Well. I am plum tuckered out. I’ve just spent a gruelling couple of days successfully convincing 3 Mobile in Australia to let me have an iPhone contract. As a basic negotiation between two parties I find getting a home loan or attaining UK citizenship to be easier.
As I have just moved back to Australia from the UK with my partner and baby daughter, don’t yet have a job, and am staying with my parents, I fail 3 Mobile’s hilariously stringent credit policy. (although my partner, strangely, doesn’t, by virtue of the fact that as a woman she can claim the legitimate occupation of ‘housewife’). In a protracted series of conversations, I was forced to prove I had enough cash to pay a 2 year contract outright approximately 40 times over. The credit department said ‘meh’ and offered me a Nokia 2730 instead, claiming I couldn’t necessarily be trusted with a ‘high end’ iPhone. Eventually they relented after I pointed out the stupidity of approving my partner for the same phone, despite us sharing bank accounts.

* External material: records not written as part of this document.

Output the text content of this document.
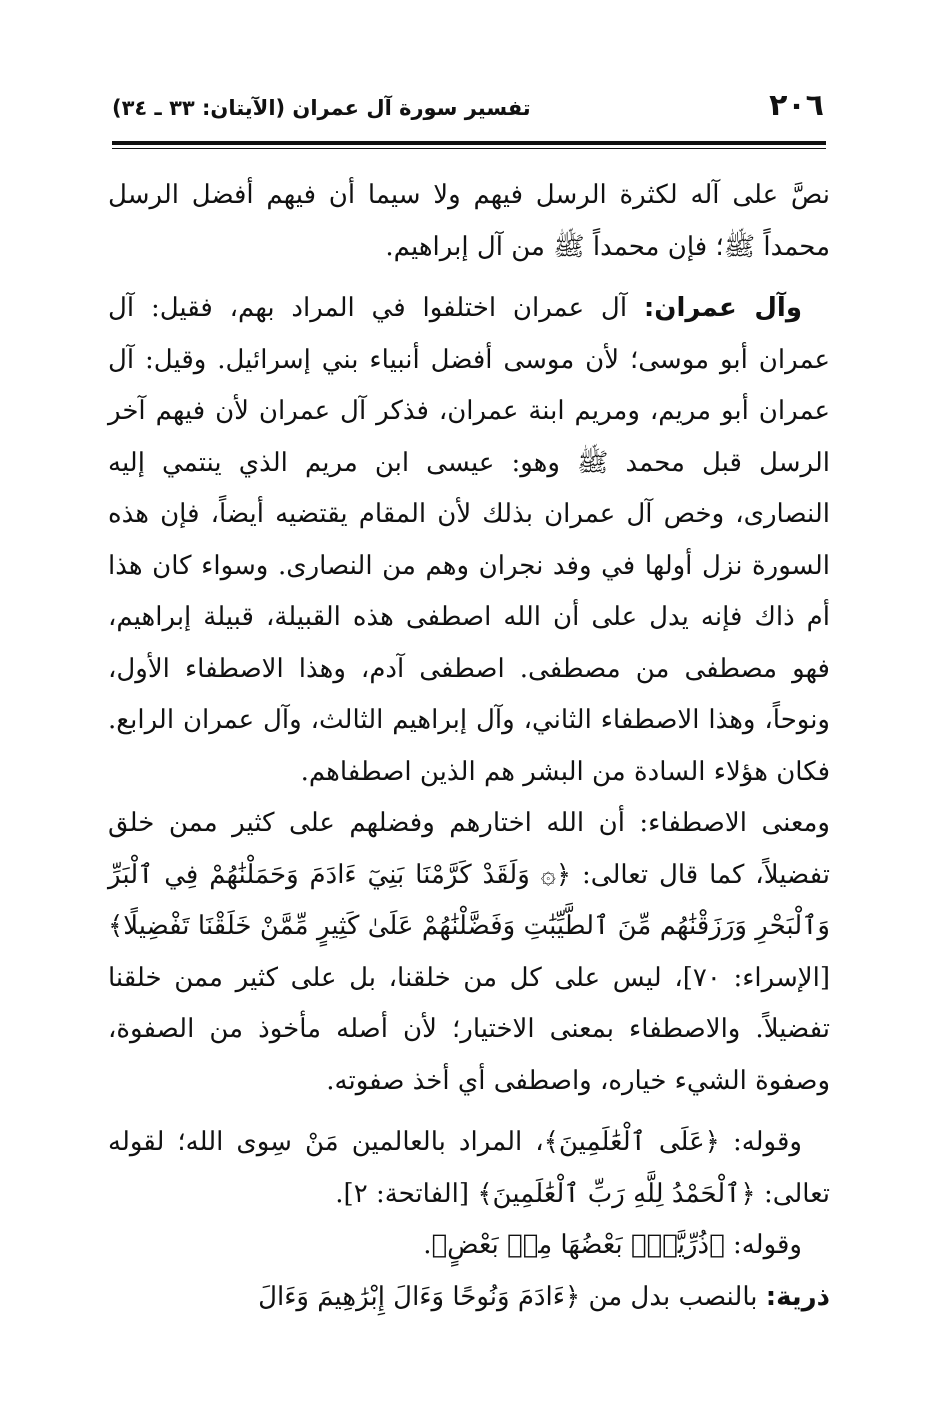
٢٠٦
تفسير سورة آل عمران (الآيتان: ٣٣ ـ ٣٤)

نصَّ على آله لكثرة الرسل فيهم ولا سيما أن فيهم أفضل الرسل محمداً ﷺ؛ فإن محمداً ﷺ من آل إبراهيم.

وآل عمران: آل عمران اختلفوا في المراد بهم، فقيل: آل عمران أبو موسى؛ لأن موسى أفضل أنبياء بني إسرائيل. وقيل: آل عمران أبو مريم، ومريم ابنة عمران، فذكر آل عمران لأن فيهم آخر الرسل قبل محمد ﷺ وهو: عيسى ابن مريم الذي ينتمي إليه النصارى، وخص آل عمران بذلك لأن المقام يقتضيه أيضاً، فإن هذه السورة نزل أولها في وفد نجران وهم من النصارى. وسواء كان هذا أم ذاك فإنه يدل على أن الله اصطفى هذه القبيلة، قبيلة إبراهيم، فهو مصطفى من مصطفى. اصطفى آدم، وهذا الاصطفاء الأول، ونوحاً، وهذا الاصطفاء الثاني، وآل إبراهيم الثالث، وآل عمران الرابع. فكان هؤلاء السادة من البشر هم الذين اصطفاهم.

ومعنى الاصطفاء: أن الله اختارهم وفضلهم على كثير ممن خلق تفضيلاً، كما قال تعالى: ﴿۞ وَلَقَدْ كَرَّمْنَا بَنِيٓ ءَادَمَ وَحَمَلْنَٰهُمْ فِي ٱلْبَرِّ وَٱلْبَحْرِ وَرَزَقْنَٰهُم مِّنَ ٱلطَّيِّبَٰتِ وَفَضَّلْنَٰهُمْ عَلَىٰ كَثِيرٍ مِّمَّنْ خَلَقْنَا تَفْضِيلًا﴾ [الإسراء: ٧٠]، ليس على كل من خلقنا، بل على كثير ممن خلقنا تفضيلاً. والاصطفاء بمعنى الاختيار؛ لأن أصله مأخوذ من الصفوة، وصفوة الشيء خياره، واصطفى أي أخذ صفوته.

وقوله: ﴿عَلَى ٱلْعَٰلَمِينَ﴾، المراد بالعالمين مَنْ سِوى الله؛ لقوله تعالى: ﴿ٱلْحَمْدُ لِلَّهِ رَبِّ ٱلْعَٰلَمِينَ﴾ [الفاتحة: ٢].

وقوله: ﴿ذُرِّيَّةًۢ بَعْضُهَا مِنۢ بَعْضٍ﴾.

ذرية: بالنصب بدل من ﴿ءَادَمَ وَنُوحًا وَءَالَ إِبْرَٰهِيمَ وَءَالَ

I get that there are genuine credit risks out there. People who will likely default and cost 3 money, and I don’t blame them for trying to weed such people out. But by spending a couple of minutes looking at my particulars, any bank manager could see I’m not a huge credit risk. If I can’t get approval with 3, there must be many more people in the same boat – I imagine younger people with casual/part-time jobs would struggle, and would also be very likely to want one. What do 3 Mobile get out of denying them contracts?
For starters, iPhone users are valuable customers for a carrier. They spend more on voice and data, are willing to be tied to long/expensive contracts, and also spend more on content (this is potentially good for 3 Mobile Australia which has invested a lot in some great content).
I get that for carriers, selling iPhones probably runs a thinner margin. Some reports have suggested that iPhones aren’t profitable for carriers, although I and others find that hard to believe. While I’m sure carriers make an initial loss (and Apple make a bomb), over the life of the contract I’m sure they can turn that into handsome profit.
But even so, if the iPhone makes a loss it’s a very strong loss leader. Everyone wants an iPhone – it is by far the most desirable mobile phone on the market. If you don’t scoop those people up, they’ll go somewhere else. If your credit policies are making it difficult to turn customers into more valuable iPhone users, I wouldn’t exactly throw contracts at people, but I would think seriously about refining my policies. Find a way to put iPhones into the hands of part-time workers and 19 year olds. Pre-paid, contract, something else entirely, maybe something – golly – innovative (a first for the Australian consumer telecoms industry). Just find a way to make it work, because if you don’t, you’ll lose in the end.